If you think we should grant more visas, advocate for that. If you think the process for applying should be simpler, advocate for that. Don’t advocate that we continue to turn a blind eye to the laws we have in place while simultaneous saying “well these folks are here because we turned a blind eye, so we should let them stay”. Proximity shouldn’t give immigrants an unfair advantage in entry.
posted by: Shaggybob on July 11, 2014 3:58pm
I don’t agree with allowing all these people to be sent and freely flow into the country.
I would explain, but apparently following the commenting rules to the letter still gets you censored.
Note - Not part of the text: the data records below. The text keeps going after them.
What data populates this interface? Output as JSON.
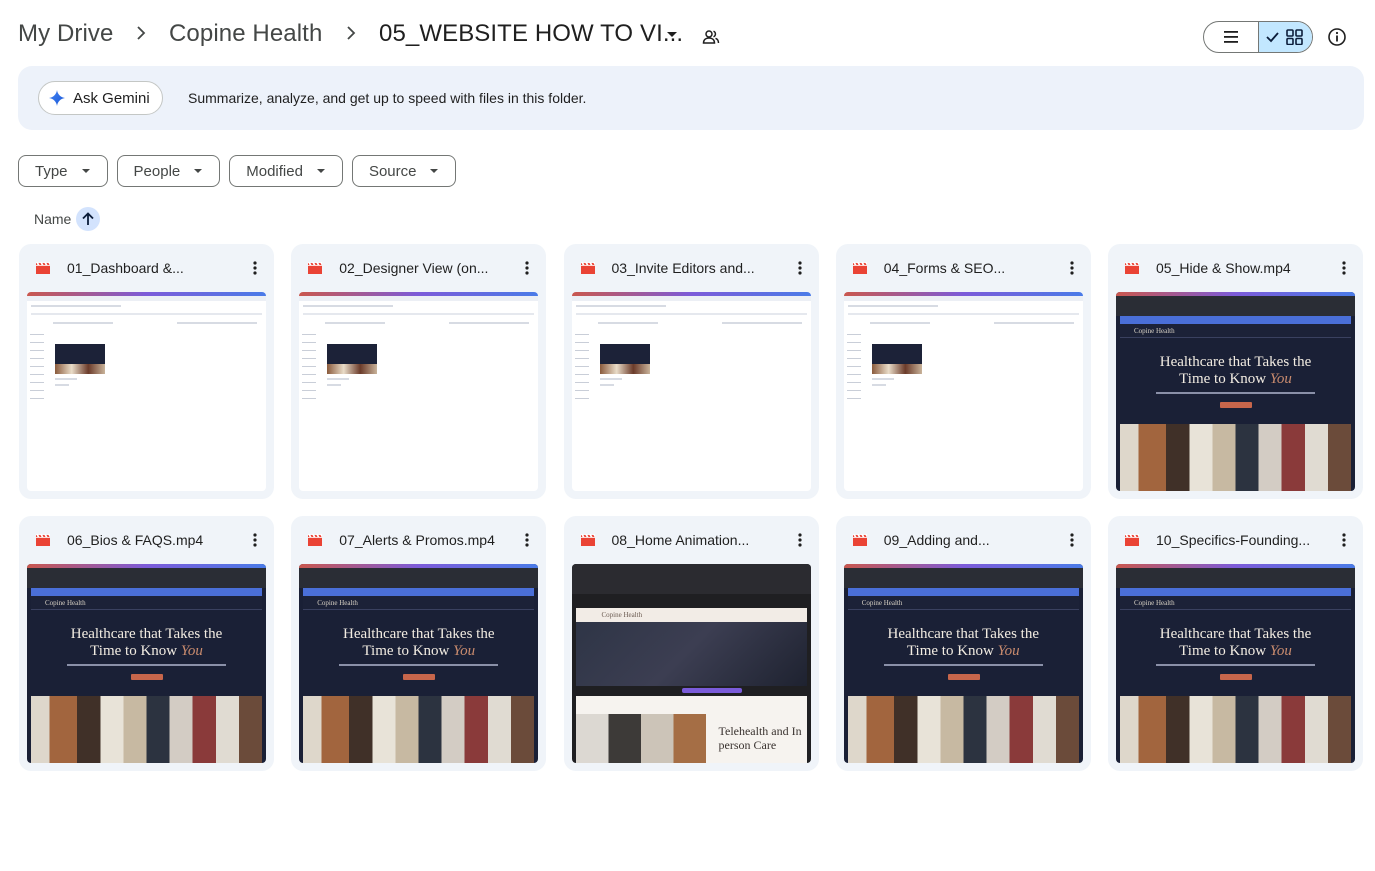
{
  "breadcrumb": {
    "root": "My Drive",
    "parent": "Copine Health",
    "current": "05_WEBSITE HOW TO VI..."
  },
  "gemini": {
    "button_label": "Ask Gemini",
    "prompt": "Summarize, analyze, and get up to speed with files in this folder."
  },
  "filters": [
    {
      "label": "Type"
    },
    {
      "label": "People"
    },
    {
      "label": "Modified"
    },
    {
      "label": "Source"
    }
  ],
  "sort": {
    "label": "Name",
    "direction": "ascending"
  },
  "view": {
    "mode": "grid"
  },
  "files": [
    {
      "name": "01_Dashboard &...",
      "thumb": "light"
    },
    {
      "name": "02_Designer View (on...",
      "thumb": "light"
    },
    {
      "name": "03_Invite Editors and...",
      "thumb": "light"
    },
    {
      "name": "04_Forms & SEO...",
      "thumb": "light"
    },
    {
      "name": "05_Hide & Show.mp4",
      "thumb": "dark"
    },
    {
      "name": "06_Bios & FAQS.mp4",
      "thumb": "dark"
    },
    {
      "name": "07_Alerts & Promos.mp4",
      "thumb": "dark"
    },
    {
      "name": "08_Home Animation...",
      "thumb": "tele"
    },
    {
      "name": "09_Adding and...",
      "thumb": "dark"
    },
    {
      "name": "10_Specifics-Founding...",
      "thumb": "dark"
    }
  ],
  "thumb_text": {
    "logo": "Copine Health",
    "headline_1": "Healthcare that Takes the",
    "headline_2": "Time to Know",
    "headline_you": "You",
    "tele_1": "Telehealth and In",
    "tele_2": "person Care"
  },
  "colors": {
    "accent": "#0b57d0",
    "toggle_active": "#c2e7ff",
    "gemini_bar": "#edf2fa",
    "card_bg": "#f0f4f9",
    "video_icon": "#ea4335"
  }
}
posted by: Don in New Haven on July 12, 2014 10:39am
Will Carlos find gangs and violence in NH?
Does NH have drug gangs like the ones he ran away from?
Do many NH children suffer from domestic violence?
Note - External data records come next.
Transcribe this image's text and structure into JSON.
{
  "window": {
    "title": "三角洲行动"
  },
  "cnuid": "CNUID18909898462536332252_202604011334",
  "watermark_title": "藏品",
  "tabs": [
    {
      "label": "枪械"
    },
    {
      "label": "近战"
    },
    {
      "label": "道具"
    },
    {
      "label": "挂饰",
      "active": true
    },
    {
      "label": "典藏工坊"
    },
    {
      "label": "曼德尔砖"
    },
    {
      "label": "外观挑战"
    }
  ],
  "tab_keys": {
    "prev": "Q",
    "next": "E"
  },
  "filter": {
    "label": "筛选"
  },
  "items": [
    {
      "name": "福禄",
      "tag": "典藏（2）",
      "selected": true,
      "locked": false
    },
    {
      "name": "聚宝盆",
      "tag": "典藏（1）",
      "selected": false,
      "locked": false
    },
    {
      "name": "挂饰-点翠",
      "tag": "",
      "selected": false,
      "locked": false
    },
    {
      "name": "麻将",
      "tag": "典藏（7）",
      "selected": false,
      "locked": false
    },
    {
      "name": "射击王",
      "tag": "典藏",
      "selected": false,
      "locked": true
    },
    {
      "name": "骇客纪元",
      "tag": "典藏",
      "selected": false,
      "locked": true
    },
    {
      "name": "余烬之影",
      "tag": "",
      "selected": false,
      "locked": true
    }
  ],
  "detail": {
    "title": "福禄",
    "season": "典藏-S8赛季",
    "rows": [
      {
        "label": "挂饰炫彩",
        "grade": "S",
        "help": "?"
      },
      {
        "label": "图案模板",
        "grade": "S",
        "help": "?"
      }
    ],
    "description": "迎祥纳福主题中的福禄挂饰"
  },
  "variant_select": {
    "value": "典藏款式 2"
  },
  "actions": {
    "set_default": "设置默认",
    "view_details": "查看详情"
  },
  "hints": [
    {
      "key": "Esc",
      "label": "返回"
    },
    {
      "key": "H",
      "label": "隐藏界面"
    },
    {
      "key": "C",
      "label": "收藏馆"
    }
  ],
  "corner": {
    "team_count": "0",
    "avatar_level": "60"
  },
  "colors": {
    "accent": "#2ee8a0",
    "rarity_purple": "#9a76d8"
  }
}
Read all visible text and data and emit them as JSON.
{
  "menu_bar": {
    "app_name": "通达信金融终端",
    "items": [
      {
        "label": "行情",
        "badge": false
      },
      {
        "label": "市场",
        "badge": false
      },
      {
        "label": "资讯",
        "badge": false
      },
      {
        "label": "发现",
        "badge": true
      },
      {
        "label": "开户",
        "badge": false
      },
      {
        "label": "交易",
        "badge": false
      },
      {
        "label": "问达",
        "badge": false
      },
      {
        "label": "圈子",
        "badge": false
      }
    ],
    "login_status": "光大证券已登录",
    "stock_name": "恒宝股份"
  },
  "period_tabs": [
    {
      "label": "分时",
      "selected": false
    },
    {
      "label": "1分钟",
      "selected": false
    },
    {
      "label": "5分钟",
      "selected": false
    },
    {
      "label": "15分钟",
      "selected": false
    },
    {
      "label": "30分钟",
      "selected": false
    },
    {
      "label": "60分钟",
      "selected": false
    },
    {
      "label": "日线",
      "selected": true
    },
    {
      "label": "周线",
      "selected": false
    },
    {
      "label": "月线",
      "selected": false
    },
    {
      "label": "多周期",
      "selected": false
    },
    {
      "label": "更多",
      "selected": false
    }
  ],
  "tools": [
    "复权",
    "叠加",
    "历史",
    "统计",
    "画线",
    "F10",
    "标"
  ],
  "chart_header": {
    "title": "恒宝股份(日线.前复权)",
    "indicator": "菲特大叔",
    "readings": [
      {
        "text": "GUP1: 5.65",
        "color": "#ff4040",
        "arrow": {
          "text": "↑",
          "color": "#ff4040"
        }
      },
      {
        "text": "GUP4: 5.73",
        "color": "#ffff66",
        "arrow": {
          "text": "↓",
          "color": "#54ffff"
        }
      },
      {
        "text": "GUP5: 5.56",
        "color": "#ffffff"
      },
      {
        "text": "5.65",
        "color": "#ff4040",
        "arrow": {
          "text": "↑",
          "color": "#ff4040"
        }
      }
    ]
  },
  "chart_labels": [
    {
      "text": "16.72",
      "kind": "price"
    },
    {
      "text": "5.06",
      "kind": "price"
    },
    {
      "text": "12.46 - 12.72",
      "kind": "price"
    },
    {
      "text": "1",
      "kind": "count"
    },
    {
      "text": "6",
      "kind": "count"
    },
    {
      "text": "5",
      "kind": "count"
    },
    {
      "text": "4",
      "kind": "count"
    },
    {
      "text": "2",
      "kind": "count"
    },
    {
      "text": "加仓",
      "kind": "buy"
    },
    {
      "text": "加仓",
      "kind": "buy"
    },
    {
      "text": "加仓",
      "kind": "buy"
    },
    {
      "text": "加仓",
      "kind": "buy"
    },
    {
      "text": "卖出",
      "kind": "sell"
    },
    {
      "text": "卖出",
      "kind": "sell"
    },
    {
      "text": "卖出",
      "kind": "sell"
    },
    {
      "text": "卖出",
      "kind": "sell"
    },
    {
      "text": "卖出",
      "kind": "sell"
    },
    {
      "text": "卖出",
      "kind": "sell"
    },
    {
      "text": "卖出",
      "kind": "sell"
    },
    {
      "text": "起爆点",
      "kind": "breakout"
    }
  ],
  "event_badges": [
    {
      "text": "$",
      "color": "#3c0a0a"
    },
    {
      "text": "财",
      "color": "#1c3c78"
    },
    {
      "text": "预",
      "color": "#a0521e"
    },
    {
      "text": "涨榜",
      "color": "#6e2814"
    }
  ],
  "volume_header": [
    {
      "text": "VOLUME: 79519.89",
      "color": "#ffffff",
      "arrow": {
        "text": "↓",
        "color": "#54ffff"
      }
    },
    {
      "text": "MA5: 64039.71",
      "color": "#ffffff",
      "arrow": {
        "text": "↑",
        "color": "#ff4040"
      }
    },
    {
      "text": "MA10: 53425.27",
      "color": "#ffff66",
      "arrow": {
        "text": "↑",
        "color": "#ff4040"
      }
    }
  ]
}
Does his story mirror those of NH children who have lived here all their lives?
Carlos is now 17 years old. Will he register with Selective Service next year when he turns 18?
Has Carlos and hundreds of thousands of others come illegally into the US with a dream that cannot come true?
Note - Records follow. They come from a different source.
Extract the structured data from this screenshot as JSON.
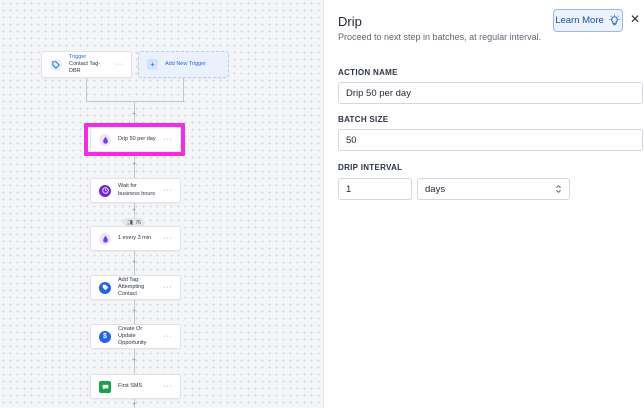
{
  "canvas": {
    "trigger": {
      "title": "Trigger",
      "subtitle": "Contact Tag- DBR"
    },
    "add_trigger_label": "Add New Trigger",
    "steps": [
      {
        "label": "Drip 50 per day",
        "icon": "drip-icon",
        "color": "#7c3aed"
      },
      {
        "label": "Wait for business hours",
        "icon": "clock-icon",
        "color": "#6d28d9"
      },
      {
        "label": "1 every 3 min",
        "icon": "drip-icon",
        "color": "#7c3aed"
      },
      {
        "label": "Add Tag: Attempting Contact",
        "icon": "tag-icon",
        "color": "#2563eb"
      },
      {
        "label": "Create Or Update Opportunity",
        "icon": "dollar-icon",
        "color": "#2563eb"
      },
      {
        "label": "First SMS",
        "icon": "sms-icon",
        "color": "#16a34a"
      }
    ],
    "count_badge": "76",
    "node_menu": "···",
    "plus_symbol": "+"
  },
  "panel": {
    "title": "Drip",
    "subtitle": "Proceed to next step in batches, at regular interval.",
    "learn_more": "Learn More",
    "close": "✕",
    "action_name_label": "ACTION NAME",
    "action_name_value": "Drip 50 per day",
    "batch_size_label": "BATCH SIZE",
    "batch_size_value": "50",
    "drip_interval_label": "DRIP INTERVAL",
    "drip_interval_value": "1",
    "drip_interval_unit": "days"
  },
  "colors": {
    "highlight": "#f02ee6",
    "accent": "#2563eb"
  }
}
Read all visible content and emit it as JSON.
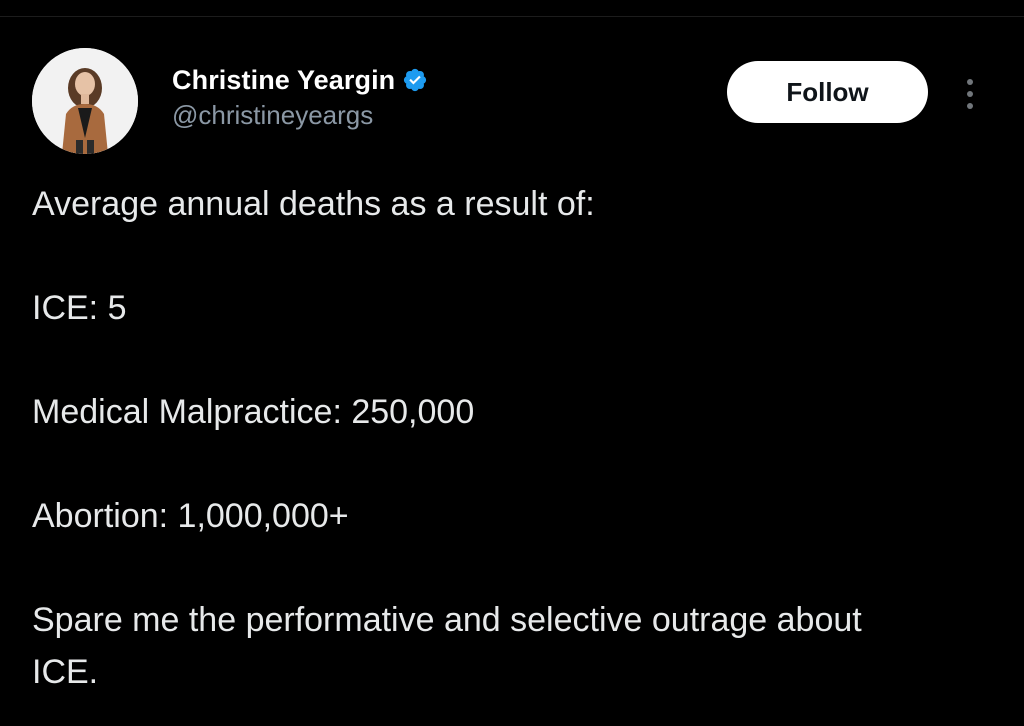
{
  "author": {
    "display_name": "Christine Yeargin",
    "handle": "@christineyeargs",
    "verified_color": "#1d9bf0",
    "avatar_icon": "profile-photo"
  },
  "actions": {
    "follow_label": "Follow",
    "more_icon": "more-options-vertical"
  },
  "tweet": {
    "paragraphs": [
      "Average annual deaths as a result of:",
      "ICE: 5",
      "Medical Malpractice: 250,000",
      "Abortion: 1,000,000+",
      "Spare me the performative and selective outrage about ICE."
    ]
  },
  "colors": {
    "background": "#000000",
    "text": "#e7e9ea",
    "secondary_text": "#8b98a5",
    "button_bg": "#ffffff",
    "button_text": "#0f1419"
  }
}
None of what I see, hear, or read about these tales tells me that any of this new phenomenon will improve US economy or employment. It will only create new drags on every part of US life.
The US should work with the governments of the countries from whom the children are fleeing to improve their economies, safety and health. Reducing their young population will create difficult problems in the future.
posted by: OhHum on July 12, 2014 3:34pm
If everyone who supports the mass migration of children from Central America into the U.S. would just sponsor one or two of the children by taking them into their homes and taking care of them as one of their own, perhaps there wouldn’t be such an outcry to deport them. But then that means putting some skin into the game instead of acting outraged that others don’t want to take care of them. Act like you mean it and don’t just posture. Signing on is a big move it has to last a lifetime.It’s not just an idea it’s a life.
posted by: tERROT on July 12, 2014 4:55pm
And so it begins, again.
posted by: TheMadcap on July 12, 2014 8:34pm
FYI supporting securing the border and also supporting a way for people already living here in our communities to stay here legally are two different thing. You can in fact support both(as I do)
That’s an incredible idea! I can’t believe no one has yet raised it; to think that such a simple yet elegant policy solution first appeared here, in the Independent comments section.
My only—minor, really—suggestion is that your idea doesn’t go far enough. Let’s make all government activity ala carté. For example, everyone howling to deport these children could offer to drive one to the border. Those who support US military action around the world can, as you say, ‘put some skin into the game’ by grabbing a gun and heading overseas. All of you in favor of mass incarcerations? Take custody of a non-violent drug offender and keep him secure in your basement for the term of his sentence. Tired of high taxes but still want to drive your SUV everywhere? Form a work crew (you’ll probably need help for this) and start maintaining the closest stretch of federal or state highway. I could go on, but you get the idea. I’m not sure which of those you would be into, but I’m sure you’ll “act like you mean it and not just posture” on whatever cause interests you.
posted by: Don in New Haven on July 13, 2014 5:28pm
Do we really know why the children are coming? Read this article to gain a tiny bit of insight.
No, I don’t believe that they are only coming to escape violence and gangs. Many or most are coming to earn money for their families back in their old homeland where life is difficult and many are poor.